In this research, targets of bullying perceived more negative intentions when compared to non-bullied counterparts. They described them as more intentional and malicious, and as a result of parties who simply did not care to prevent the negative consequences of the situation.
Those not targeted with bullying behaviour descriptors included that there had been, despite the conflict, positive intent. The perception was that the conflicted had occurred either by accident or it had been executed in an unlucky manner.
In summary…
If you are at work, trying to work out whether a scenario is bullying or interpersonal conflict, you are looking for the following.
Bullying is:
- Includes negative social behaviour (work-related and/or person related)

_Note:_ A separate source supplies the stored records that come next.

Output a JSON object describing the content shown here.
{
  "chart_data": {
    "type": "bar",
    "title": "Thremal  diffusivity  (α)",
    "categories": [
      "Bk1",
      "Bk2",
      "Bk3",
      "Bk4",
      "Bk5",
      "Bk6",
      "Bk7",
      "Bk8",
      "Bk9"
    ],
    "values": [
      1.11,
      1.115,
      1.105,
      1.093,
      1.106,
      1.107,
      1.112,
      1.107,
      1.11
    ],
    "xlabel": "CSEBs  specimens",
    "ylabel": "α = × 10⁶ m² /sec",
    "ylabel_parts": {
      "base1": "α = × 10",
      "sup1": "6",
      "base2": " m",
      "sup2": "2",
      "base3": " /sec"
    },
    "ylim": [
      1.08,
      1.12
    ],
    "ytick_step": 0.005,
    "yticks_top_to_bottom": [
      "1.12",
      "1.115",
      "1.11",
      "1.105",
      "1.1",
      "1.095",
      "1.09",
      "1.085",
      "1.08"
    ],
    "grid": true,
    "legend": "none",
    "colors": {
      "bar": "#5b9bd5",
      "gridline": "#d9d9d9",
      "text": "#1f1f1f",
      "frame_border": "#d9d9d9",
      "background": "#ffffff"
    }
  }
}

- Repeatedly frequent and longer lasting negative social behaviour leading to harm and injury risk
- Likely to include an actual, or a perception of, a power imbalance against which a target cannot defend themselves against
- Likely to include an actual or perception that there is an intent to harm out of the negative social behaviour by the user of bullying behaviours
Interpersonal conflict is:
- More likely to be resolved within a day or the single conflict issue situation
- Less likely to involve negative social behaviour
- More of a perception of equal power by parties involved in the conflict
- More likely to have arisen out of positive intention or by error.